Quantum entanglement of XY-type spin dimers on Shastry-Sutherland lattice

The 2D Shastry–Sutherland materials have provided paradigmatic examples of a variety of exotic states of matter arising from their distinctive arrangement of spin dimers. Exotic magnetic states such as quantum spin liquids (QSLs) and plaquette-singlet states have been proposed to explain the fractionalized magnetization plateaux. These states have produced a rich phase diagram that serves as an important roadmap for discovering emerging new theories. So far, all known Shastry–Sutherland systems exhibit either Heisenberg- or Ising-type exchange interactions.

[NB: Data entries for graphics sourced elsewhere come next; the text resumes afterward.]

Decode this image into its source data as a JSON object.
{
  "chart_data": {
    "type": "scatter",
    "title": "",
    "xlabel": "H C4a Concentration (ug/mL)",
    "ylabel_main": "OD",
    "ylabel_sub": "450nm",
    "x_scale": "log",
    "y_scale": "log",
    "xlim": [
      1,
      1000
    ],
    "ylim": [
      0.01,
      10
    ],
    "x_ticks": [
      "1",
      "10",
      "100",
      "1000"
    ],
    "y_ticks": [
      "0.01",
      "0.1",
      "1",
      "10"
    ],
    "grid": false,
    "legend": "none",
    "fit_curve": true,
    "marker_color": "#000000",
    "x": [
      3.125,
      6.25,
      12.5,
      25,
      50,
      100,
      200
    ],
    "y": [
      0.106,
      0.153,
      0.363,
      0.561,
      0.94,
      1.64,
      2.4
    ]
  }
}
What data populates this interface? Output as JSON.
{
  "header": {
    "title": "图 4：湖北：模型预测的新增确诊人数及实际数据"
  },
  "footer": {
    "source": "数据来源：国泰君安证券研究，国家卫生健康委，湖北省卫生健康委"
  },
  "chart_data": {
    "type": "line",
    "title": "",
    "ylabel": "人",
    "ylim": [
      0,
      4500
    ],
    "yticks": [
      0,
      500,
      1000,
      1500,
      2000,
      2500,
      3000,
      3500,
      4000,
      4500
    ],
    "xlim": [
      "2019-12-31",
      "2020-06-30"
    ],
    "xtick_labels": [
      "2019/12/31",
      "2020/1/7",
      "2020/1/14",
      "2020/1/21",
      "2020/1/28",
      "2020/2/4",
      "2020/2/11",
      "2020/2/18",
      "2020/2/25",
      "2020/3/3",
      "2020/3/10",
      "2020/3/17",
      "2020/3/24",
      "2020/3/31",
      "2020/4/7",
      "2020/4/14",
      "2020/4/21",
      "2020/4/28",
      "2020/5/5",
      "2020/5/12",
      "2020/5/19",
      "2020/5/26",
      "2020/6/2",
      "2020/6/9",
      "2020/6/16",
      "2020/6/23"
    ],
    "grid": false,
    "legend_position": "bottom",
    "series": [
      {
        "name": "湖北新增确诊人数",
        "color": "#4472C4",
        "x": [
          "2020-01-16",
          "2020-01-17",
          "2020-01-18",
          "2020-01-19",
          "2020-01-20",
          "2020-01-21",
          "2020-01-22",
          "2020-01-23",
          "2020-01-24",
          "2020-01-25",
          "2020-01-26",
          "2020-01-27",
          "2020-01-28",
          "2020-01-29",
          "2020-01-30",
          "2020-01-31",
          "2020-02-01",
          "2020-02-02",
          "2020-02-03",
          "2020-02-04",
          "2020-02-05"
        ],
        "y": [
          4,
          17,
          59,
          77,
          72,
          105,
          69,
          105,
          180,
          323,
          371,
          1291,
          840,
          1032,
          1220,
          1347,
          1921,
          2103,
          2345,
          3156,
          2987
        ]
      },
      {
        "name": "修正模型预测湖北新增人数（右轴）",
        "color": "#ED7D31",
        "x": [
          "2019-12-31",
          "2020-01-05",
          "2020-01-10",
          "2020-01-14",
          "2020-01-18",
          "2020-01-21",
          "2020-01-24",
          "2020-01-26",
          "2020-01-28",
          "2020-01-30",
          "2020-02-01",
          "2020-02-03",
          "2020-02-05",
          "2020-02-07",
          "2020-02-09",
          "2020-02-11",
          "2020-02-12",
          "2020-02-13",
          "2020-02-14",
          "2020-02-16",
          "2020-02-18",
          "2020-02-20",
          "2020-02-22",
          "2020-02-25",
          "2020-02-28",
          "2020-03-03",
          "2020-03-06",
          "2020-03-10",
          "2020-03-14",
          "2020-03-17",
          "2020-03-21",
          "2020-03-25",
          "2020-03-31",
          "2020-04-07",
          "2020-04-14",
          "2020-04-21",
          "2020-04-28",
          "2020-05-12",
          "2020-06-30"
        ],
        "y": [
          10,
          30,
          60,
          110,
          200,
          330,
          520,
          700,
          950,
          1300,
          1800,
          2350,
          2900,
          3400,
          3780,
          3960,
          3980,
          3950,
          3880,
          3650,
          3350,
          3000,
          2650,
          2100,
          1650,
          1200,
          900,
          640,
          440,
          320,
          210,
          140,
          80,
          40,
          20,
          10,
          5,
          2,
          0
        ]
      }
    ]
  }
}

In this talk, I will present experimental data and theoretical simulations on two rare-earth Shastry–Sutherland materials, BaCe₂ZnS₅[1] and Yb₂Be₂SiO₇[2], that exhibit anisotropic XY-type interactions. Through fitting neutron spectroscopy and thermodynamic data, we were able to exactly solve the ground state of these rare-earth Shastry–Sutherland systems and reveal an unusual, ferromagnetically entangled ground state that does not fall into the traditional singlet-triplet picture. The entangled ground state also suggests that a quantum phase transition can be induced through an applied magnetic field, allowing the system to enter a more complex, interactive regime.